Through her activity at Urban Word, Aneta eventually meets Tahani Salah, a Palestinian spoken word poet, and the two young women begin to collaborate, creating a new form of slam poetry that transcends the politics of their respective national origins. After an arduous process of synthesis, Aneta and Tahani are invited to present their poetry at Bob Holman’s Bowery Poetry Club.

== Release ==

Deaf Jam premiered on PBS's Independent Lens program, in the 2011-2012 season, and has broadcast internationally on the German BR's magazine "Sehen statt Hören," Korea's EBS, Swiss Television and the Taiwanese Ski Digi Entertainment Co.

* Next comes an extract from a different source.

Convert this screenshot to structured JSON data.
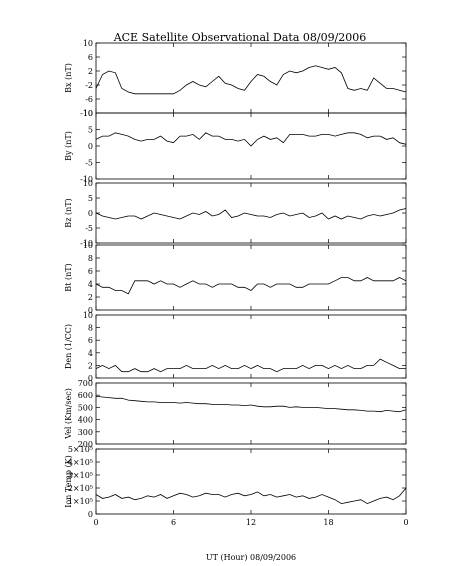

The film was an official selection at the Woodstock Film Festival, 13 Thessaloniki Documentary Festival, Boston Jewish Film Festival, and the Starz Denver Film Festival in 2011. In 2012 Deaf Jam was officially selected to screen at Documentary Edge Film Festival New Zealand, 35th Goteborg International Film Festival in Sweden, San Sebastopol Documentary Film Festival, San Diego Jewish Film Festival, Atlanta Jewish Film Festival, New York Jewish Film Festival, San Francisco Independent Film Festival, Houston Jewish Film Festival, Pittsburg Jewish Film Festival, Westchester Jewish Film Festival at the Jacob Burns Film Center, Arts in Action Film Festival in Australia, EBS International Documentary Festival in Korea, Maine Deaf Film Festival, Project Youth View in Oakland, California, One World Arts Festival in Canada, Festival CIneSordo in Ecuador, CineDeaf Roma in Italy, and the Toronto Jewish Film Festival.

== Reception ==

Deaf Jam was honored with the NHK sponsored Japan Prize for the Best Work of the Youth Category, in 2012. It was also awarded the prize for Best Documentary at the Greenpoint Film Festival and The Greater Reading Film Festival, as well as Best Film at The Irish Deaf Festival in Dublin. In 2013, Deaf Jam was invited to participate in the American Film Showcase, an initiative by the State Department's Bureau of Educational and Cultural Affairs that sends filmmakers to selected countries to represent an independent view of American culture and society.

The film has received positive reviews in the critical press. Reporting on the Thessaloniki Documentary Film Festival in the Huffington Post, Karin Badt called Deaf Jam a "riveting documentary" and remarks that "the deaf Israeli teenager at the center of the film, Aneta Brodski, is so charmingly expressive." Reporting for Variety, Boyd Van Hoeij wrote, "ASL poetry relies heavily on visuals and movement, and Lieff's film follows suit, with lensing on a variety of digital formats, colorful tech wizardry and fast-paced cutting. A hip soundtrack further adds to the pic's street cred for hearing auds."